Выбрать главу

Николай становился в прямое противоречие с живым началом петровского императорства, а потому ничего нет удивительного, что прямой результат его царствования – глухой разрыв между ним и Россией. Если б он прожил еще десять лет, его трон развалился бы сам собою; всё перестало идти, всё повяло, стало сохнуть, от всего отлетал дух, беспорядки администрации достигли чудовищных размеров. Его царствование было нелепость. Он понял, что, идя по направлению Александра, должен был неминуемо изменить – более человеческими формами – самодержавную власть, но не хотел этого, а воображал, что настолько независим от петровских начал, что может стать Петром и без них. Ему бы удалось, может быть, если б, как думают московские староверы, переворот Петра был следствием личной воли, гениального каприза; но переворот этот вовсе не был случайностью, а служил ответом на инстинктивную потребность Руси развернуть свои силы. Как иначе можно объяснить успех его?

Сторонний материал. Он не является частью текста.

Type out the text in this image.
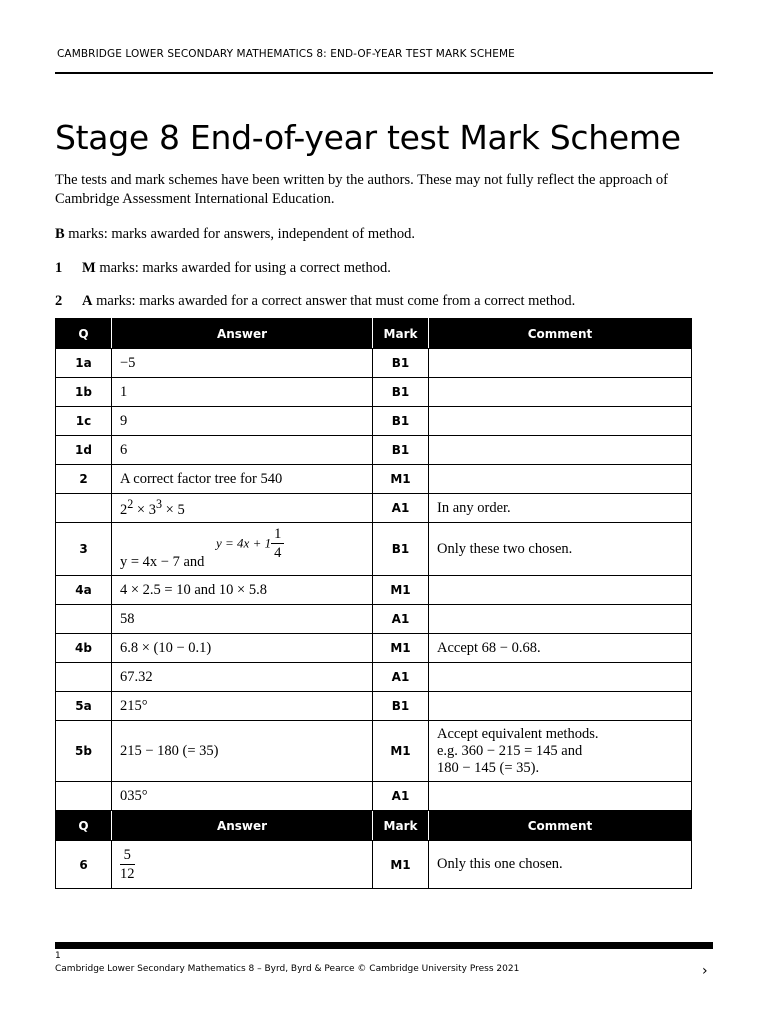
CAMBRIDGE LOWER SECONDARY MATHEMATICS 8: END-OF-YEAR TEST MARK SCHEME
Stage 8 End-of-year test Mark Scheme
The tests and mark schemes have been written by the authors. These may not fully reflect the approach of Cambridge Assessment International Education.
B marks: marks awarded for answers, independent of method.
1 M marks: marks awarded for using a correct method.
2 A marks: marks awarded for a correct answer that must come from a correct method.
Q	Answer	Mark	Comment
1a	−5	B1	
1b	1	B1	
1c	9	B1	
1d	6	B1	
2	A correct factor tree for 540	M1	
	$2^2 \times 3^3 \times 5$	A1	In any order.
3	y = 4x − 7 and
$y = 4x + 1 \frac{1}{4}$	B1	Only these two chosen.
4a	4 × 2.5 = 10 and 10 × 5.8	M1	
	58	A1	
4b	6.8 × (10 − 0.1)	M1	Accept 68 − 0.68.
	67.32	A1	
5a	215°	B1	
5b	215 − 180 (= 35)	M1	Accept equivalent methods.
e.g. 360 − 215 = 145 and
180 − 145 (= 35).

	035°	A1	
Q	Answer	Mark	Comment
6	$\frac{5}{12}$	M1	Only this one chosen.
1
Cambridge Lower Secondary Mathematics 8 – Byrd, Byrd & Pearce © Cambridge University Press 2021	›
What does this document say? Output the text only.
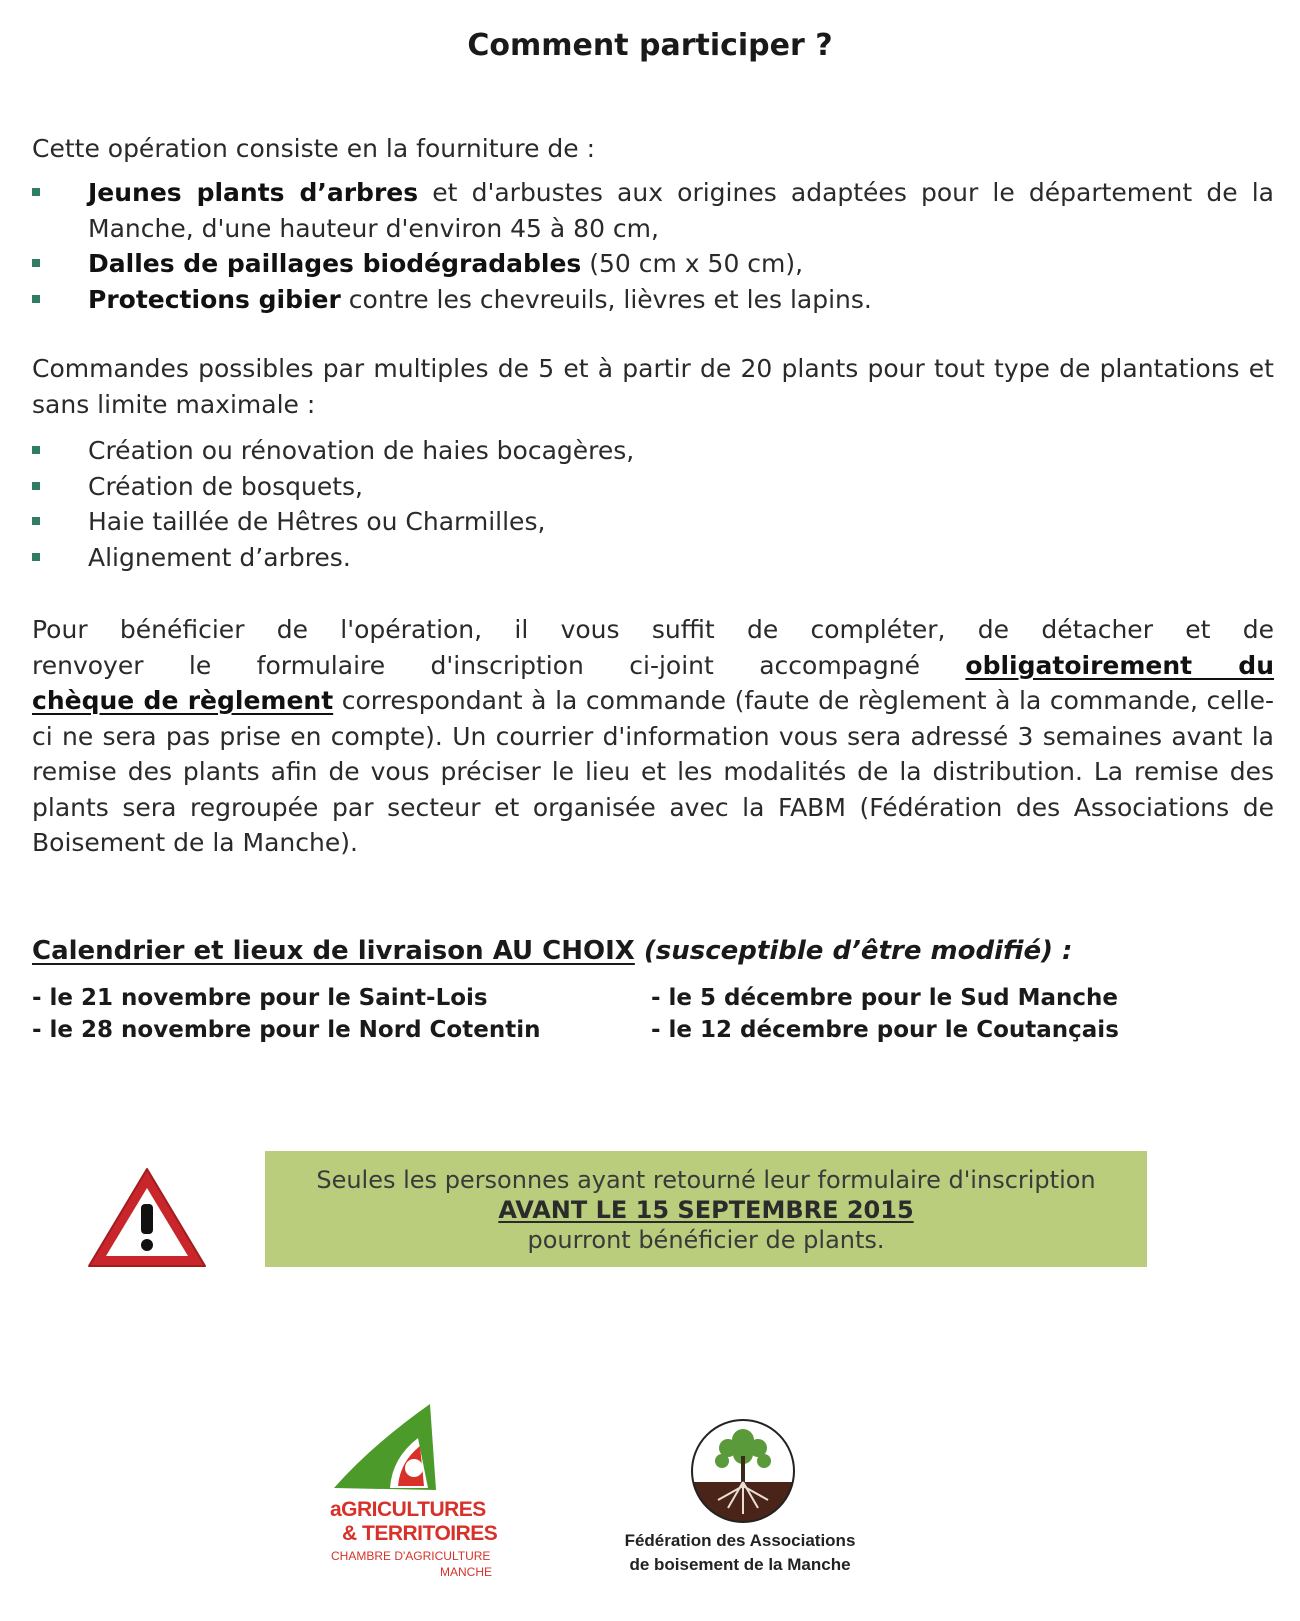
Comment participer ?

Cette opération consiste en la fourniture de :

Jeunes plants d’arbres et d'arbustes aux origines adaptées pour le département de la Manche, d'une hauteur d'environ 45 à 80 cm,
Dalles de paillages biodégradables (50 cm x 50 cm),
Protections gibier contre les chevreuils, lièvres et les lapins.

Commandes possibles par multiples de 5 et à partir de 20 plants pour tout type de plantations et sans limite maximale :

Création ou rénovation de haies bocagères,
Création de bosquets,
Haie taillée de Hêtres ou Charmilles,
Alignement d’arbres.

Pour bénéficier de l'opération, il vous suffit de compléter, de détacher et de
renvoyer le formulaire d'inscription ci-joint accompagné obligatoirement du
chèque de règlement correspondant à la commande (faute de règlement à la commande, celle-ci ne sera pas prise en compte). Un courrier d'information vous sera adressé 3 semaines avant la remise des plants afin de vous préciser le lieu et les modalités de la distribution. La remise des plants sera regroupée par secteur et organisée avec la FABM (Fédération des Associations de Boisement de la Manche).

Calendrier et lieux de livraison AU CHOIX (susceptible d’être modifié) :
- le 21 novembre pour le Saint-Lois
- le 28 novembre pour le Nord Cotentin
- le 5 décembre pour le Sud Manche
- le 12 décembre pour le Coutançais
Seules les personnes ayant retourné leur formulaire d'inscription
AVANT LE 15 SEPTEMBRE 2015
pourront bénéficier de plants.
aGRICULTURES
& TERRITOIRES
CHAMBRE D'AGRICULTURE
MANCHE
Fédération des Associations
de boisement de la Manche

Государственное развитие России шло медленно и было очень позднее, Русь жила нараспашку и кой-как собралась, подгоняемая татарами, в иконописное, то есть суздальско-византийское Московское царство; формы его были неуклюжи и грубы, всё шло неловко, апатично. Царская власть не годна была даже на защиту государства, и в 1612 году Россия была спасена без царя. А между тем что-то говорило, что-то, говорящее до сих пор в сердце каждого из нас, что под обветшалыми и тяжелыми платьями – бездна сил и мощи. Это что-то и есть молодость, вера в себя, сознание силы.

Крутой разрыв со стариной оскорблял, но нравился; народ любил Петра I, он его перенес в легенды и сказки, будто русский человек догадался, что, чего бы ни стоило, надо переломить лень и крепким государственным строем стянуть нашу распущенность. Бесчеловечная дрессировка Петра I и таких преемников его, как Бирон, разумеется, поселяла ужас и отвращение, но всё это переносили за открывавшуюся ширь новой жизни – так, как во Франции переносили террор.

Петровский период сразу стал народнее периода царей московских. Он глубоко вошел в нашу историю, в наши нравы, в нашу плоть и кровь; в нем есть что-то необычайно родное нам, юное; отвратительная примесь казарменной дерзости и австрийского канцелярства не составляют его главной характеристики. С этим периодом связаны дорогие нам воспоминания нашего могучего роста, нашей славы и наших бедствий; он сдержал свое слово и создал сильное государство. Народ любит успех и силу.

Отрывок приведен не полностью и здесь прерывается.